Volume > Issue > 'Praise Worship': Sharing a Pillow With God

‘Praise Worship’: Sharing a Pillow With God

GUEST COLUMN

By Larry D. Harwood | February 2002
Larry D. Harwood, an evangelical Protestant, is Assistant Professor of Philosophy at Viterbo University in Wisconsin.

There are some Catholic parishes trying to imitate the contemporary “praise worship” that has seized many evangelical Protestant churches.

In these Protestant “praise” churches, I, an Evangelical, long to hear an old and great Protestant hymn, which does sometimes surface — but rather like a ghost returning to haunt the new occupant. Indeed, the old traditional hymns sound eerie in upbeat praise churches, which seldom sing anything lacking pep and percussion.

There is an old reason fueling the appetite for this burgeoning type of worship service. It is the suspicion of form and structure as dulling, if not suffocating, authentic worship. In praise worship, so the theory goes, worship is freer because, well, the worshiper is freer. In these churches, in which any vestige of liturgy was cast out ages ago, a new “structure” for Sunday worship emerges. Praise teams now stand between pastors and pews, and work the crowd — urging worshipers into worshiping.
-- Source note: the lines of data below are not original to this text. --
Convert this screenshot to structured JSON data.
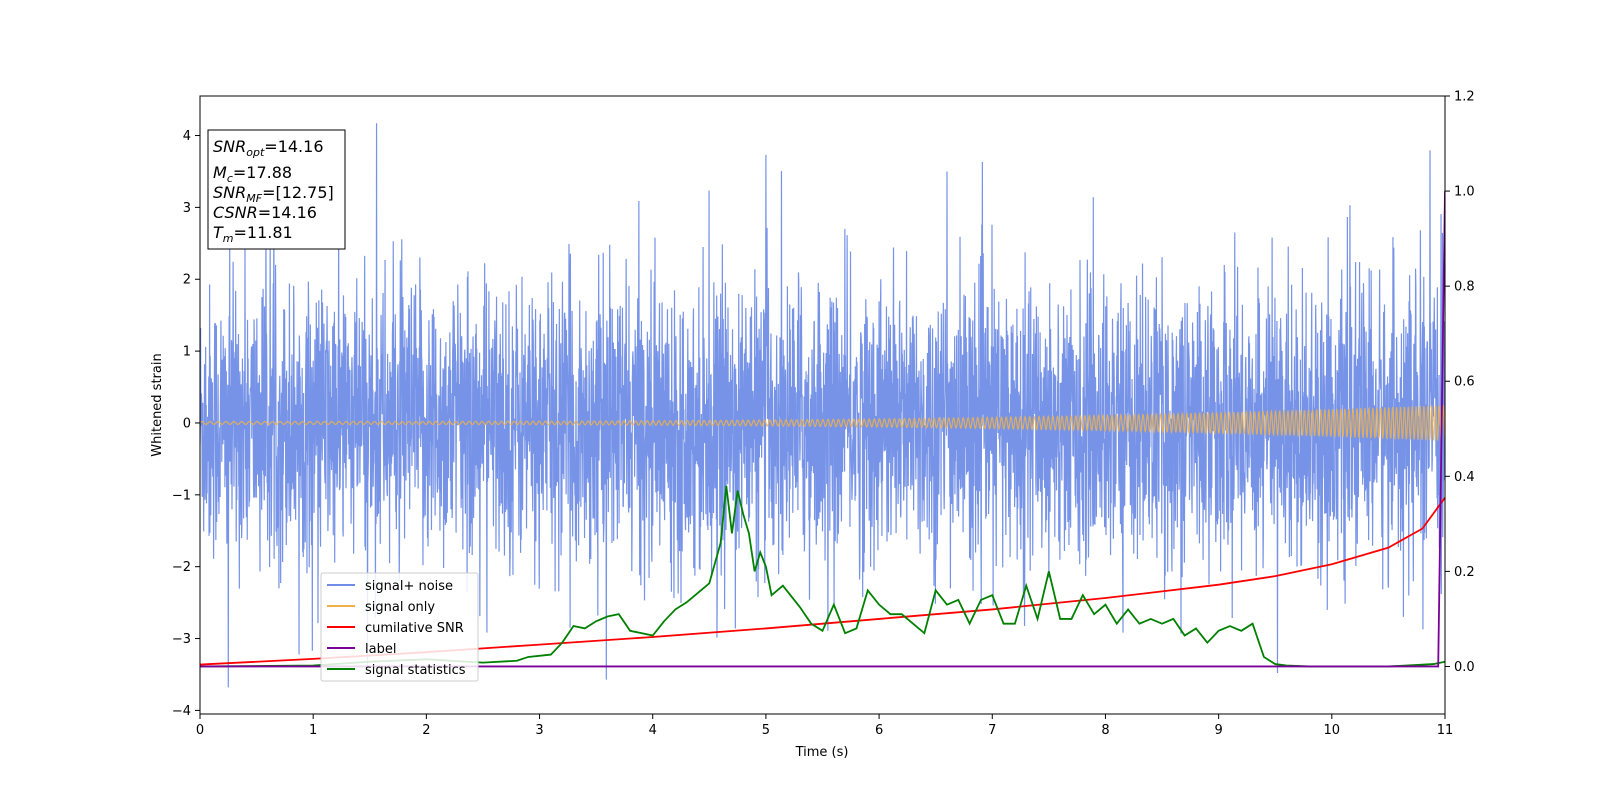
{
  "chart_data": {
    "type": "line",
    "title": "",
    "xlabel": "Time (s)",
    "ylabel": "Whitened strain",
    "xlim": [
      0,
      11
    ],
    "ylim": [
      -4.05,
      4.55
    ],
    "y2lim": [
      -0.1,
      1.2
    ],
    "x_ticks": [
      0,
      1,
      2,
      3,
      4,
      5,
      6,
      7,
      8,
      9,
      10,
      11
    ],
    "y_ticks": [
      -4,
      -3,
      -2,
      -1,
      0,
      1,
      2,
      3,
      4
    ],
    "y2_ticks": [
      0.0,
      0.2,
      0.4,
      0.6,
      0.8,
      1.0,
      1.2
    ],
    "y_tick_labels": [
      "−4",
      "−3",
      "−2",
      "−1",
      "0",
      "1",
      "2",
      "3",
      "4"
    ],
    "y2_tick_labels": [
      "0.0",
      "0.2",
      "0.4",
      "0.6",
      "0.8",
      "1.0",
      "1.2"
    ],
    "grid": false,
    "legend_position": "lower-left",
    "stats_box": {
      "snr_opt": {
        "symbol": "SNR",
        "sub": "opt",
        "value": "=14.16"
      },
      "mc": {
        "symbol": "M",
        "sub": "c",
        "value": "=17.88"
      },
      "snr_mf": {
        "symbol": "SNR",
        "sub": "MF",
        "value": "=[12.75]"
      },
      "csnr": {
        "symbol": "CSNR",
        "sub": "",
        "value": "=14.16"
      },
      "tm": {
        "symbol": "T",
        "sub": "m",
        "value": "=11.81"
      }
    },
    "series": [
      {
        "name": "signal+ noise",
        "axis": "left",
        "color": "#6f8de6",
        "kind": "gaussian noise, std ~1.0, peaks to ~4.17 near t=1.56",
        "peaks": [
          {
            "x": 0.25,
            "y": -3.68
          },
          {
            "x": 1.56,
            "y": 4.17
          },
          {
            "x": 5.0,
            "y": 3.73
          },
          {
            "x": 9.52,
            "y": -3.48
          },
          {
            "x": 6.6,
            "y": 3.5
          }
        ]
      },
      {
        "name": "signal only",
        "axis": "left",
        "color": "#f0b14a",
        "kind": "chirp",
        "amplitude_start": 0.02,
        "amplitude_end": 0.25
      },
      {
        "name": "cumilative SNR",
        "axis": "right",
        "color": "#ff0000",
        "x": [
          0,
          1,
          2,
          3,
          4,
          5,
          6,
          7,
          8,
          9,
          9.5,
          10,
          10.5,
          10.8,
          11
        ],
        "y": [
          0.004,
          0.016,
          0.03,
          0.046,
          0.062,
          0.08,
          0.1,
          0.12,
          0.144,
          0.172,
          0.19,
          0.215,
          0.25,
          0.29,
          0.355
        ]
      },
      {
        "name": "label",
        "axis": "right",
        "color": "#7b0099",
        "x": [
          0,
          10.94,
          10.97,
          11
        ],
        "y": [
          0.0,
          0.0,
          0.5,
          1.0
        ]
      },
      {
        "name": "signal statistics",
        "axis": "right",
        "color": "#008000",
        "x": [
          0,
          1.0,
          1.5,
          2.0,
          2.5,
          2.8,
          2.9,
          3.1,
          3.2,
          3.3,
          3.4,
          3.5,
          3.6,
          3.7,
          3.8,
          3.9,
          4.0,
          4.1,
          4.2,
          4.3,
          4.4,
          4.5,
          4.6,
          4.65,
          4.7,
          4.75,
          4.8,
          4.85,
          4.9,
          4.95,
          5.0,
          5.05,
          5.15,
          5.3,
          5.4,
          5.5,
          5.6,
          5.7,
          5.8,
          5.9,
          6.0,
          6.1,
          6.2,
          6.3,
          6.4,
          6.5,
          6.6,
          6.7,
          6.8,
          6.9,
          7.0,
          7.1,
          7.2,
          7.3,
          7.4,
          7.5,
          7.6,
          7.7,
          7.8,
          7.9,
          8.0,
          8.1,
          8.2,
          8.3,
          8.4,
          8.5,
          8.6,
          8.7,
          8.8,
          8.9,
          9.0,
          9.1,
          9.2,
          9.3,
          9.4,
          9.5,
          9.6,
          9.8,
          10.0,
          10.5,
          10.9,
          11.0
        ],
        "y": [
          0.0,
          0.002,
          0.01,
          0.015,
          0.008,
          0.012,
          0.02,
          0.025,
          0.05,
          0.085,
          0.08,
          0.095,
          0.105,
          0.11,
          0.075,
          0.07,
          0.065,
          0.095,
          0.12,
          0.135,
          0.155,
          0.175,
          0.26,
          0.38,
          0.28,
          0.37,
          0.32,
          0.28,
          0.2,
          0.24,
          0.21,
          0.15,
          0.17,
          0.125,
          0.09,
          0.075,
          0.13,
          0.07,
          0.08,
          0.16,
          0.13,
          0.11,
          0.11,
          0.09,
          0.07,
          0.16,
          0.13,
          0.14,
          0.09,
          0.14,
          0.15,
          0.09,
          0.09,
          0.17,
          0.1,
          0.2,
          0.1,
          0.1,
          0.15,
          0.11,
          0.13,
          0.09,
          0.12,
          0.09,
          0.1,
          0.09,
          0.1,
          0.065,
          0.08,
          0.05,
          0.075,
          0.085,
          0.075,
          0.09,
          0.02,
          0.005,
          0.002,
          0.0,
          0.0,
          0.0,
          0.005,
          0.01
        ]
      }
    ]
  }
}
Hymnals are seldom used, because one is directed to words thrown on a wall, not words printed in a book. Soon no one will need to look down for anything anymore, as Scripture readings too are now being thrown on a wall.
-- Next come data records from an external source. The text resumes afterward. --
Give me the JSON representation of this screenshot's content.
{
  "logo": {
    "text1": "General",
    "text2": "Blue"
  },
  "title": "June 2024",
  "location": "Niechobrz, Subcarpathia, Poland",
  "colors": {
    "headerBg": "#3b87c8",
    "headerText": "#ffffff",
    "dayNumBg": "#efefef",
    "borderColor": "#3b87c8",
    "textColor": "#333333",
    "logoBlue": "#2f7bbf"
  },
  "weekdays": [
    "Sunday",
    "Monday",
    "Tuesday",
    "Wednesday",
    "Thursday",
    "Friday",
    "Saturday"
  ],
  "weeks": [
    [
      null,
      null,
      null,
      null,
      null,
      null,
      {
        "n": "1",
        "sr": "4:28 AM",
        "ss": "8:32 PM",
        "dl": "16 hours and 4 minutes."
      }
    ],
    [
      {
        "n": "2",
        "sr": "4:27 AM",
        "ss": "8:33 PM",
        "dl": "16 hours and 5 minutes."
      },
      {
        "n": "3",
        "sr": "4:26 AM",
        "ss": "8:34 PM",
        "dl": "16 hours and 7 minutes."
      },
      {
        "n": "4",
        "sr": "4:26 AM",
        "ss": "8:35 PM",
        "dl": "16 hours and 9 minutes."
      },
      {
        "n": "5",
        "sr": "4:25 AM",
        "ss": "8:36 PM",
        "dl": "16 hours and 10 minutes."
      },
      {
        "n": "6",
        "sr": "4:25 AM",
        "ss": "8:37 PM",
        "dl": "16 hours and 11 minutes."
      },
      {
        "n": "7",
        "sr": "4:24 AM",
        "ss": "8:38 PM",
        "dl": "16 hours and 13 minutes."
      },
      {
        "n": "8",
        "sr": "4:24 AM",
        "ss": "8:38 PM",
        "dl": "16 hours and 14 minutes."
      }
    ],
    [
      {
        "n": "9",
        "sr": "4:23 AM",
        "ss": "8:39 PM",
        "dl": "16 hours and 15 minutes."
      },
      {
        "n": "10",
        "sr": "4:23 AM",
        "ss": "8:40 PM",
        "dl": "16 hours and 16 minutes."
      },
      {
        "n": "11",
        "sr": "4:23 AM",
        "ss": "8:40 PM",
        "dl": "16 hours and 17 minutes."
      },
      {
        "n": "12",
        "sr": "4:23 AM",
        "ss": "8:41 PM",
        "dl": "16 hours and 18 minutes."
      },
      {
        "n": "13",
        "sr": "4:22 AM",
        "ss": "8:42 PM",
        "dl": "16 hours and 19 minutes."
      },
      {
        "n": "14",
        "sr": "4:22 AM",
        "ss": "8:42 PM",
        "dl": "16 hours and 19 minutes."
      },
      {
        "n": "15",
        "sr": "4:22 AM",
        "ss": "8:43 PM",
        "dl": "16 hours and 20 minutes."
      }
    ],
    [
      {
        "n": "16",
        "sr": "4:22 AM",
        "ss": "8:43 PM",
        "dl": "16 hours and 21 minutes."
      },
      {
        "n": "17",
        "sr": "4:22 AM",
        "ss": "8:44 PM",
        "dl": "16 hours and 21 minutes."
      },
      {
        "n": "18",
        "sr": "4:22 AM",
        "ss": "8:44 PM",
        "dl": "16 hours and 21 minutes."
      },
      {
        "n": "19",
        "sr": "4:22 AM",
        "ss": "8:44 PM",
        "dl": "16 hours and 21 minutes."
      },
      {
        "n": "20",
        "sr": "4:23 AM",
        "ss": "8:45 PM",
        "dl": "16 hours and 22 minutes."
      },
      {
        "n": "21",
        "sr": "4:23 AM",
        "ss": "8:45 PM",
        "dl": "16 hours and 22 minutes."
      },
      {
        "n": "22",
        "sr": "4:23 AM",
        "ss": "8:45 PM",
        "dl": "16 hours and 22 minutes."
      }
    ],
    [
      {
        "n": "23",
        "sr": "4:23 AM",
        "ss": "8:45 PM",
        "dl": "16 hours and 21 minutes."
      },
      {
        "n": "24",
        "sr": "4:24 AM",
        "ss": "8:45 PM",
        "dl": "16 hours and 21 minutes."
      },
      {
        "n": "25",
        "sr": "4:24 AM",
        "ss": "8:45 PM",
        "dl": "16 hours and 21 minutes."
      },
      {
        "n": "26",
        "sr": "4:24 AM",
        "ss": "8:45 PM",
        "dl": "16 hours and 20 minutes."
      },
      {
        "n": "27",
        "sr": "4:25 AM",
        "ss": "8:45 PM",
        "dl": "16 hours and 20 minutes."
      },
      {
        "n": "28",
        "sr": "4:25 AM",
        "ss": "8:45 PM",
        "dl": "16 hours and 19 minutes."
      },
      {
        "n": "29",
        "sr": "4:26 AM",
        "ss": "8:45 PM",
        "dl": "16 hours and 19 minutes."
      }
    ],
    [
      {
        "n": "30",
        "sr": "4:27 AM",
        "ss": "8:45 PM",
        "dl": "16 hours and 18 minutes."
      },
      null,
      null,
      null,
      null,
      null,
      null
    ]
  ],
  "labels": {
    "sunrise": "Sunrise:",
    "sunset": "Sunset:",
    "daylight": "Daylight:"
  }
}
Hymns, like history, are not of much interest to these contemporary Christians who are heavily into therapy and only dabble in theology. Of course the old hymns are not replaced by choruses invented extemporaneously for each service, but generally by copyrighted choruses dating from around the 1970s. Though some are nice, most are sung with mantric repetition (didn’t classical Protestants denigrate the Rosary for being vain repetition?), but in the praise context the fear of repetition is forgotten because the words of the choruses are essentially our words, not the words of some distant past figure about whom we know little. As one who once thought the old Reformed tradition too narrow for singing hymns only from the Psalms, I now understand something of their reasoning. The flight to praise worship is not solely propelled by fear of form. It is also fueled by the notion that worship is truly worship when worshipers look enthusiastic. This used to be an argument against liturgy, where motions and words and creeds could not be taken as conferring inward assent, so form and formula were suspect. But praise worship has its own “liturgical” expectations. The strong, silent type — never mind the shy type — is an anomaly to the psychology of praise. Indeed, silence is scarcely to be found in churches where this kind of service takes over. Praise worship is made to provoke Christian enthusiasm and militance. This is an admirable and necessary component of Christian living, but to gauge that a frothy frenzy approaching a pep rally is indication that Christians are being made ready for battle is questionable. “Onward Christian Soldiers”? Not really.